Perhaps I should have been impressed that he could recognize where I was from based on the name displayed conspicuously on the name tag fixed to my suit, just above my heart. But I wasn’t. Instead, I smiled, without making eye contact. Unperturbed, John continued. 

“So what brings you from Chocolate City to this lily-white town?”

“Just looking for newer opportunities, a change of city … and I have heard so many great things about Boston. Plus, I really loved the movie The Departed.”


“Hmm … but don’t you feel awkward, when you’re coming to work and you’re the only Black face in the area?”

“Really, until you just mentioned it, I wasn’t even aware of that. I mean, I don’t walk around holding a mirror up to my face, like ‘I am Black and they’re all white.’’’

John chuckled and, for the first time, I could see a twinkle in his eyes. And then, “Very confident. I like that.”
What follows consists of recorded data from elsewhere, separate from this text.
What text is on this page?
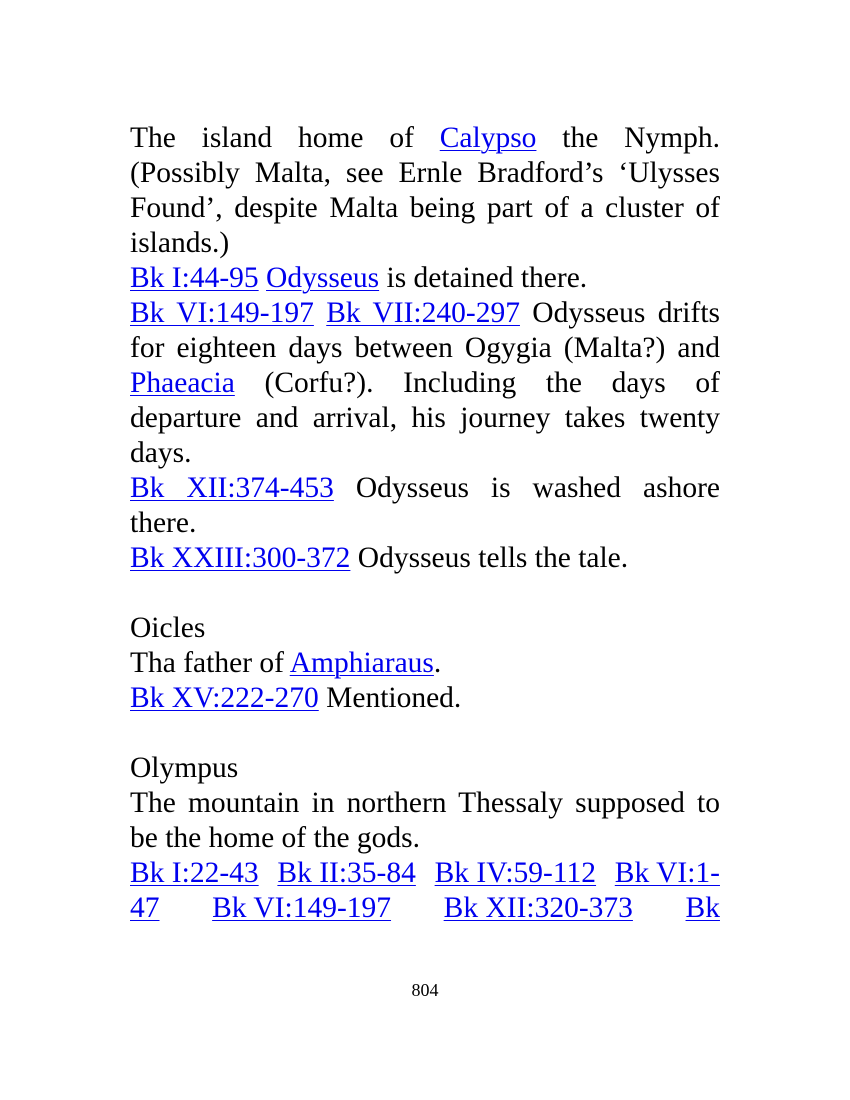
The island home of Calypso the Nymph.
(Possibly Malta, see Ernle Bradford’s ‘Ulysses
Found’, despite Malta being part of a cluster of
islands.)
Bk I:44-95 Odysseus is detained there.
Bk VI:149-197 Bk VII:240-297 Odysseus drifts
for eighteen days between Ogygia (Malta?) and
Phaeacia (Corfu?). Including the days of
departure and arrival, his journey takes twenty
days.
Bk XII:374-453 Odysseus is washed ashore
there.
Bk XXIII:300-372 Odysseus tells the tale.
Oicles
Tha father of Amphiaraus.
Bk XV:222-270 Mentioned.
Olympus
The mountain in northern Thessaly supposed to
be the home of the gods.
Bk I:22-43 Bk II:35-84 Bk IV:59-112 Bk VI:1-
47 Bk VI:149-197 Bk XII:320-373 Bk
804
Afterward, Sue, an Asian-American, whose fiancé was Black, teased me, “I think he fancies you!” 

westlaw photo

The author at work, rest and play.

Source Courtesy of Olurotimi Osha

“Well, he should have been nicer then. I don’t fancy him.” But Mrs. H had come just before him, and been much nicer to me. She’d been my lucky charm. Mrs. H was an octogenarian and immediately acted maternally toward me, as she introduced me to most of the regular faces milling about the bank lobby. Belmont, the wealthy community, where former Gov. Mitt Romney lived, was a tight-knit community, where everyone smiled, and everyone, usually, was pleasant to each other.

Then, after two months of helping Mrs. H, who always looked so cheerful and enthusiastic that it appeared her raison d’être was to unite everyone, told me “the” story. She was a Holocaust survivor. Although I hadn’t paid attention before, now I noticed the telltale numbers on her arm. And then she said something that puzzled me, as her story brought tears to my eyes, “You know, the Germans are so efficient.”
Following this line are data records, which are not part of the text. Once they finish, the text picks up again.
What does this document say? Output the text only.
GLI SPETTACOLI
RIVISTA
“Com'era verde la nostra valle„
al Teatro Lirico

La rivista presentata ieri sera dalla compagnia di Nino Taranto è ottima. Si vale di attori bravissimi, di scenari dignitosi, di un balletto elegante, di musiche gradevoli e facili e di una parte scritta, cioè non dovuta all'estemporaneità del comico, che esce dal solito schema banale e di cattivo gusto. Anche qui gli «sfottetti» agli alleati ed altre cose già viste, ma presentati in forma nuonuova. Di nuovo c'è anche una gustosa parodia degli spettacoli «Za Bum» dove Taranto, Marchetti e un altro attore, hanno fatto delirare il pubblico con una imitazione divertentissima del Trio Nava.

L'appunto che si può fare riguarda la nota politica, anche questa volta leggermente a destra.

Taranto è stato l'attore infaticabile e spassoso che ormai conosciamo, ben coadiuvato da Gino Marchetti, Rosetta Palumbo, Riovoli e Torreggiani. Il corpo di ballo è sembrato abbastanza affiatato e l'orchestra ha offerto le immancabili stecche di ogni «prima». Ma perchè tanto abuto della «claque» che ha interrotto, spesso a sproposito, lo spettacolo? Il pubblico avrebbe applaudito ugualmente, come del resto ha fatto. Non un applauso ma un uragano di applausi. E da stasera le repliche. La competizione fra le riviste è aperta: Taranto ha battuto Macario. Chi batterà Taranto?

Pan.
There was no malice in her voice as she related her part in one of the worst crimes against humanity. She receives a regular check from Germany, which I monitored on her behalf. I thought I may have even detected a hint of admiration for the “people.” Not for the Nazis, of course.
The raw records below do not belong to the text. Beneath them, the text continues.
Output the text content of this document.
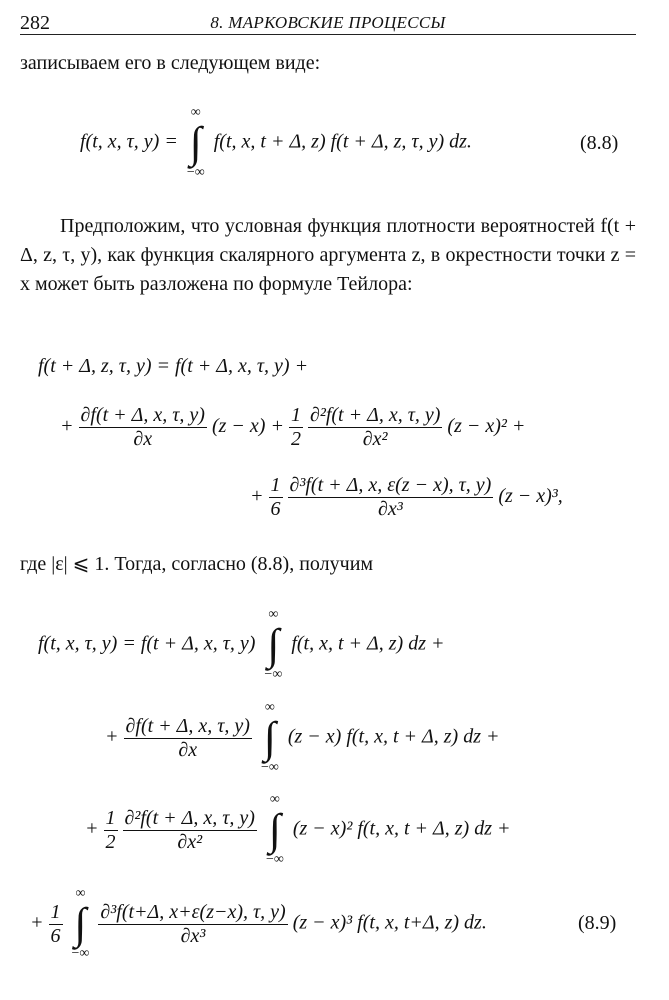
282	8. МАРКОВСКИЕ ПРОЦЕССЫ
записываем его в следующем виде:
f(t, x, τ, y) =
∞
∫
−∞
f(t, x, t + Δ, z) f(t + Δ, z, τ, y) dz.	(8.8)
Предположим, что условная функция плотности вероятностей f(t + Δ, z, τ, y), как функция скалярного аргумента z, в окрестности точки z = x может быть разложена по формуле Тейлора:
f(t + Δ, z, τ, y) = f(t + Δ, x, τ, y) +
+ $\frac{\partial f(t + \Delta, x, \tau, y)}{\partial x} (z - x) + \frac{1}{2}$
$\frac{\text{∂²f(t + Δ, x, τ, y)}}{\text{∂x²}} (z - x)^2$ +
+ $\frac{1}{6}$
$\frac{\text{∂³f(t + Δ, x, ε(z − x), τ, y)}}{\text{∂x³}} (z - x)^3$,
где |ε| ⩽ 1. Тогда, согласно (8.8), получим
f(t, x, τ, y) = f(t + Δ, x, τ, y)
∞
∫
−∞
f(t, x, t + Δ, z) dz +
+ $\frac{\partial f(t + \Delta, x, \tau, y)}{\partial x}$

∞
∫
−∞
(z − x) f(t, x, t + Δ, z) dz +
+ $\frac{1}{2}$
$\frac{\text{∂²f(t + Δ, x, τ, y)}}{\text{∂x²}}$

∞
∫
−∞
(z − x)² f(t, x, t + Δ, z) dz +
+ $\frac{1}{6}$

∞
∫
−∞

$\frac{\text{∂³f(t+Δ, x+ε(z−x), τ, y)}}{\text{∂x³}} (z - x)^3$ f(t, x, t+Δ, z) dz.	(8.9)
Discrimination and ethnic and religious bigotry are not to be taken lightly. Genocide has occurred in places where people once treated victims well. The Holocaust occurred in a nation where Jews had thrived — where their neighbors had once smiled at them, and been outwardly pleasant and friendly. 

As Mrs. H got up from her chair to leave the office, I was still overcome by emotion. I could not get up. She smiled and left. It took a moment before I regained my composure. As I threw the damp tissue into the garbage can, I turned around, and there was John, my red-bearded, bespectacled client. He smiled.